A recent case highlights the AIDS Research Program's role in generating efficient responses to developments in the epidemic. In February 2005, New York City public health officials reported that a new strain of HIV had been isolated from a methamphetamine-abusing man who engaged in high-risk sex with male partners. The patient responded poorly to initial treatment and progressed rapidly from infection to AIDS. The officials, worried that such a highly virulent, treatment-resistant strain might become widespread, called for heightened monitoring of treatment-resistant HIV. The AIDS Research Program and the AIDS workgroup promptly developed a plan to promote collaborations between epidemiologists, social scientists, virologists, immunologists, and infectious disease experts. Their work aims to produce a comprehensive assessment of the potential for treatment-resistant viral strains among infected men who have sex with men and who also abuse methamphetamine.

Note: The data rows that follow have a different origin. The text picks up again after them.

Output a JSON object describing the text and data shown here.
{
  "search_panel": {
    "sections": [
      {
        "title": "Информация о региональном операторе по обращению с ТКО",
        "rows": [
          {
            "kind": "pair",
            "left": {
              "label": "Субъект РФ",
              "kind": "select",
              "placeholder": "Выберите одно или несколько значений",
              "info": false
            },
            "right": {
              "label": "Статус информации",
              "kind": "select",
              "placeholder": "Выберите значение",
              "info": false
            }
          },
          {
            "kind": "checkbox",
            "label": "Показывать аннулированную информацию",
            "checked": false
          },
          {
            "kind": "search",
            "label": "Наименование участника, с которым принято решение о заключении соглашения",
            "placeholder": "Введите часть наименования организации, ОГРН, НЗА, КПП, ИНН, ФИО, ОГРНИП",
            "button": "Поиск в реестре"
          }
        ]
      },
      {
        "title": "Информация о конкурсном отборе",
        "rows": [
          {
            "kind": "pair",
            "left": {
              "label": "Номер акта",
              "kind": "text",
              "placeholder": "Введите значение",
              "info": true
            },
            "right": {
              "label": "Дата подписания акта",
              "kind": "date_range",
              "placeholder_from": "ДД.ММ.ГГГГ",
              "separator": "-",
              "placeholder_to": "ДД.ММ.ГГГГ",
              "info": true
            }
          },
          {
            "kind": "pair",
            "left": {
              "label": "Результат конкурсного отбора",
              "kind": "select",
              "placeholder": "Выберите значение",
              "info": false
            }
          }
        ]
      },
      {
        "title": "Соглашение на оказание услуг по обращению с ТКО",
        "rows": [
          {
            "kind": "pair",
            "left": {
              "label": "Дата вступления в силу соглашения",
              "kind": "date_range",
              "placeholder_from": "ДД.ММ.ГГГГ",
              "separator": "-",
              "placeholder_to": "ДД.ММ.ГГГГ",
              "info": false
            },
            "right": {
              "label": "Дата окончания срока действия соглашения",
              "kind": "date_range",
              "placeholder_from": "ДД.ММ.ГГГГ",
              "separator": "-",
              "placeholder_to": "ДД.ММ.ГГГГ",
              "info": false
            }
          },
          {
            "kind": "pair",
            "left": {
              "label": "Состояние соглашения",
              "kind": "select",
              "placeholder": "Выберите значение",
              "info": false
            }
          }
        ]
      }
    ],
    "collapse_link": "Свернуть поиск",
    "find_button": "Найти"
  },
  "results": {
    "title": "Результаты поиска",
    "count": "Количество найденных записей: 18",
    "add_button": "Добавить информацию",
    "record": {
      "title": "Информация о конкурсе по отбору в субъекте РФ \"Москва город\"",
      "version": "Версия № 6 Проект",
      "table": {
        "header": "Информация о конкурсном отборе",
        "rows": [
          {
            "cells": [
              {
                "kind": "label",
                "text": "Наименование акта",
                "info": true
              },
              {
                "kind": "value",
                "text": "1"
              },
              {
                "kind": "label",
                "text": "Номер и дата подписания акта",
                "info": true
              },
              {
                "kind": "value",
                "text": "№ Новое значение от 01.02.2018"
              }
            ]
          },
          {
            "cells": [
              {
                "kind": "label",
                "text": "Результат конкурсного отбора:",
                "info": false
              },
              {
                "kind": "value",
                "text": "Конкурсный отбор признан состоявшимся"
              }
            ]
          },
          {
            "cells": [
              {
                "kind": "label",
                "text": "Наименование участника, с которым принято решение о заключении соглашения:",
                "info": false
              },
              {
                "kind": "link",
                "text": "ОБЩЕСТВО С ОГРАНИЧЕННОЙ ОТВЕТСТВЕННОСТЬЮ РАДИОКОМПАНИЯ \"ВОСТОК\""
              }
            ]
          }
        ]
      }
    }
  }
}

As they realign research priorities to match the new dynamics of the epidemic, NIDA's AIDS Research Program and the AIDS workgroup members will draw on the results of NIDA's Sexual Acquisition and Transmission of HIV Cooperative Agreement Program (SATH-CAP). This program's four interdisciplinary research teams are studying the patterns of viral spread from high-risk, drug-using groups to lower risk groups; for example, from drug injectors to noninjecting sexual partners, or from bisexual men to female sexual partners. Mapping these patterns will enable prevention practitioners to focus their initiatives on the social networks and activities with the most potential for containing the spread of the epidemic. SATH-CAP investigative teams are working in geographical areas where HIV is in a rapid process of bridging from one population to another. For example, one team is studying the epidemic in St. Petersburg, Russia, where the primary route of transmission is in transition from injection drug use to sexual contact.

The treatment-resistant HIV and SATH-CAP initiatives exemplify how NIDA, through the AIDS Research Program, brings the power of interdisciplinary research to bear on the intertwined problems of drug abuse and HIV/AIDS. "Interdisciplinary research among investigators with different expertise typically does not happen without coordination," says Dr. Normand. "The AIDS Research Program is the place where NIDA ensures that its research on epidemiological, biological, and behavioral aspects of the infection among drug abusers works in concert and that knowledge from the research is translated into clinical and community practice."